Step by step solution
01
Identify Given Quantities
We are given the speed of the proton as \[ v = 0.55c \] where \( c \) is the speed of light. The rest mass of a proton \( m_0 \) is approximately \( 1.67 \times 10^{-27} \) kilograms.
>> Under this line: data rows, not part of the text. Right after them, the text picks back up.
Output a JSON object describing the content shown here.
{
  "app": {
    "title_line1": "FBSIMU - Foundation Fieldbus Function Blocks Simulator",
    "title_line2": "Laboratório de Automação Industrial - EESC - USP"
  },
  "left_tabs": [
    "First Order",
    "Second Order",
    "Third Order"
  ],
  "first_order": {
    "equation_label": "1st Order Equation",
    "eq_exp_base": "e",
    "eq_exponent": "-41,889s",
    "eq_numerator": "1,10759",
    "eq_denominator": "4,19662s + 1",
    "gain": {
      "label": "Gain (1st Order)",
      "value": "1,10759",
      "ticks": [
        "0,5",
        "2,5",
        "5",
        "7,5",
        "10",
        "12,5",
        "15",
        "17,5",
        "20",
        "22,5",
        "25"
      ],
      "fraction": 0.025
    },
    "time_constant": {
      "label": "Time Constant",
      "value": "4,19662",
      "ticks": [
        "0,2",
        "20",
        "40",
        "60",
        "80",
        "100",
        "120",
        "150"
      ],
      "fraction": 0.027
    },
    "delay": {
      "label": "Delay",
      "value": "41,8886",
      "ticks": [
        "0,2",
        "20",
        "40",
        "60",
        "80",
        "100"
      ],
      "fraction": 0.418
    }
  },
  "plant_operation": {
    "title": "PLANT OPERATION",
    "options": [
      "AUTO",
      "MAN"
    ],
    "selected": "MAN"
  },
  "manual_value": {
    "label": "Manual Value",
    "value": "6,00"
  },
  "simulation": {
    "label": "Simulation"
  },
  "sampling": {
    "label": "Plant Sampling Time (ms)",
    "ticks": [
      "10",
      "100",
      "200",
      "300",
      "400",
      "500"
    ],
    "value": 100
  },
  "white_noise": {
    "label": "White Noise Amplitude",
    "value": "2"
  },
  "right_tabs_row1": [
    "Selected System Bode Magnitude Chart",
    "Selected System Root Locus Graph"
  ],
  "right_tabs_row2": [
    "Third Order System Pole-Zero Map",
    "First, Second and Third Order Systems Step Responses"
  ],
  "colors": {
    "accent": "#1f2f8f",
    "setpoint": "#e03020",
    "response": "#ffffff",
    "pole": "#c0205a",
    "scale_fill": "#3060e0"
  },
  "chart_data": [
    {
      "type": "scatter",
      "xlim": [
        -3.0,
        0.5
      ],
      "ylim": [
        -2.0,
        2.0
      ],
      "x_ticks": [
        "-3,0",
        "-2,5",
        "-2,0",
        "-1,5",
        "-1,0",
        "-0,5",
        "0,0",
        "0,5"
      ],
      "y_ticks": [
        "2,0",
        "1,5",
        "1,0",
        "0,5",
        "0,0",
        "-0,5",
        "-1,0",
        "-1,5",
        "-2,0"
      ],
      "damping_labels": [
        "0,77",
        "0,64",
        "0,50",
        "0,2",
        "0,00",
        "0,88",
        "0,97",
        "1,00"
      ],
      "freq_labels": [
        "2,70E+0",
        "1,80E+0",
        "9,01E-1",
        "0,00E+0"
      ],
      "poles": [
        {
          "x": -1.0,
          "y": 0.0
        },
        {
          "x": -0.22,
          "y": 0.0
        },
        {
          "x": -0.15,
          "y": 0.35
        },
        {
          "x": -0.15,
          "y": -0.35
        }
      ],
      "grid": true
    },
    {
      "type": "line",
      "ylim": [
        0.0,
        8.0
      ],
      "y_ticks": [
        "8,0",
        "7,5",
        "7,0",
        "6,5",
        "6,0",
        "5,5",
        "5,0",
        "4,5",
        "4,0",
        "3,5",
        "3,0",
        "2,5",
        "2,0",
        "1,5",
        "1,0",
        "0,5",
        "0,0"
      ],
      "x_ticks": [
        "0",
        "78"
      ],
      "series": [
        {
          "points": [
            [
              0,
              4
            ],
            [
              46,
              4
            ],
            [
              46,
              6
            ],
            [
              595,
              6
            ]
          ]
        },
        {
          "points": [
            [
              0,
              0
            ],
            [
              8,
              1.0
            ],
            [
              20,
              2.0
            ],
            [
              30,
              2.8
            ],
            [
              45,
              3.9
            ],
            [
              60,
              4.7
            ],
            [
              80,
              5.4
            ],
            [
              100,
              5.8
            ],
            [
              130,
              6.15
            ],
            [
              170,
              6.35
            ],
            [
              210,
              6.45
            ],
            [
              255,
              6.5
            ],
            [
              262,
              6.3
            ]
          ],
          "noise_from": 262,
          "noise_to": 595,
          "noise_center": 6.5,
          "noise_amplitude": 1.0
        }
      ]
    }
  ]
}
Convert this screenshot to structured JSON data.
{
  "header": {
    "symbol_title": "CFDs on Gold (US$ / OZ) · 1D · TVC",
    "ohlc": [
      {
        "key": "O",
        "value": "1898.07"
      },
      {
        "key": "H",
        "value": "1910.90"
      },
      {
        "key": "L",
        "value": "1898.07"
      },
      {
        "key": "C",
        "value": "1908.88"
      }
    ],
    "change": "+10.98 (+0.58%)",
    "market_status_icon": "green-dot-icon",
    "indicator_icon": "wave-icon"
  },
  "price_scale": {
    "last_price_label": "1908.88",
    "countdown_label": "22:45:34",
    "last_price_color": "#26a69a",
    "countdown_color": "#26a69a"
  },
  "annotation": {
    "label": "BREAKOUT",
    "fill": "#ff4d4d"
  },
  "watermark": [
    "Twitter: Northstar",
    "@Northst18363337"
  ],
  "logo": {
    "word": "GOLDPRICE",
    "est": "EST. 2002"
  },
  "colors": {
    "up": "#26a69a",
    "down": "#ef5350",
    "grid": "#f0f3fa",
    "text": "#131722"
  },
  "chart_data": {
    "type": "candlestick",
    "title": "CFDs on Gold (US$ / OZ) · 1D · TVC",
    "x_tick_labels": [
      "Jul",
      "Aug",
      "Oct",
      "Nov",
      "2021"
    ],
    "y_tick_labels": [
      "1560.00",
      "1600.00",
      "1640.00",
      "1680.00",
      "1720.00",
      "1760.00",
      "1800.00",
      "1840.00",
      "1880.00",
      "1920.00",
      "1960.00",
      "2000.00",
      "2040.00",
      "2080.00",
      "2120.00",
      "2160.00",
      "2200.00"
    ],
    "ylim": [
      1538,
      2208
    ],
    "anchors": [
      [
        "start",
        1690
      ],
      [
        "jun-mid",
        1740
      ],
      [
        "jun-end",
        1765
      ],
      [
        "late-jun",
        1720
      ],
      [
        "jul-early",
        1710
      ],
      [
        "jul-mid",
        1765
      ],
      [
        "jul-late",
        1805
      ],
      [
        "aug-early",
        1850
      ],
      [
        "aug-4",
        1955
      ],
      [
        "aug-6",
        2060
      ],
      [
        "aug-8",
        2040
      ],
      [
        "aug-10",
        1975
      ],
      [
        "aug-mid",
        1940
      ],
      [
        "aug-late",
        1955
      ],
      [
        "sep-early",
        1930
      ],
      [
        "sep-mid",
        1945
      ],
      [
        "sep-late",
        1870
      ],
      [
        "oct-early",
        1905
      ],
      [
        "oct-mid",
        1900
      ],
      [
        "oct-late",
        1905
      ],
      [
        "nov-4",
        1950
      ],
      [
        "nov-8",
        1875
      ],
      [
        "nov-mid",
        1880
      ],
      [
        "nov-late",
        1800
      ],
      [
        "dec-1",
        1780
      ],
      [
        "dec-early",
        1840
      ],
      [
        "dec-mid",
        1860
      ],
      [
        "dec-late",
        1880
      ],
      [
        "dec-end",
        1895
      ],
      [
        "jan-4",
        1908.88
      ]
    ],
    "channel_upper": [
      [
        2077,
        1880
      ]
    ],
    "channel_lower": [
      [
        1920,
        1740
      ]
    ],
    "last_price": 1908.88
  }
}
These quantities will be used to calculate total energy, kinetic energy, and momentum.
02
Calculate Lorentz Factor
The Lorentz factor \( \gamma \) is calculated using the formula: \[ \gamma = \frac{1}{\sqrt{1 - \left(\frac{v}{c}\right)^2}} \]Substitute \( v = 0.55c \):\[ \gamma = \frac{1}{\sqrt{1 - (0.55)^2}} = \frac{1}{\sqrt{1 - 0.3025}} \]\[ \gamma \approx \frac{1}{\sqrt{0.6975}} \approx 1.20 \]
03
Compute Total Energy
The total energy \( E \) of the proton is given by: \[ E = \gamma m_0 c^2 \]Calculate:\[ E = 1.20 \cdot 1.67 \times 10^{-27} \cdot (3 \times 10^8)^2 = 1.20 \cdot 1.67 \times 10^{-27} \cdot 9 \times 10^{16} \]\[ E \approx 1.80 \times 10^{-10} \text{ Joules} \]
04
Compute Kinetic Energy
Kinetic energy \( KE \) is the difference between total energy and rest energy:Rest energy \( E_0 = m_0 c^2 = 1.67 \times 10^{-27} \cdot 9 \times 10^{16} \approx 1.503 \times 10^{-10} \text{ Joules} \)Thus, kinetic energy is:\[ KE = E - E_0 = 1.80 \times 10^{-10} - 1.503 \times 10^{-10} \approx 0.297 \times 10^{-10} \text{ Joules} \]
05
Compute Momentum
Momentum \( p \) is given by the formula:\[ p = \gamma m_0 v \]Calculate:\[ p = 1.20 \cdot 1.67 \times 10^{-27} \cdot 0.55 \cdot 3 \times 10^8 \]\[ p \approx 3.30 \times 10^{-19} \text{ kg m/s} \]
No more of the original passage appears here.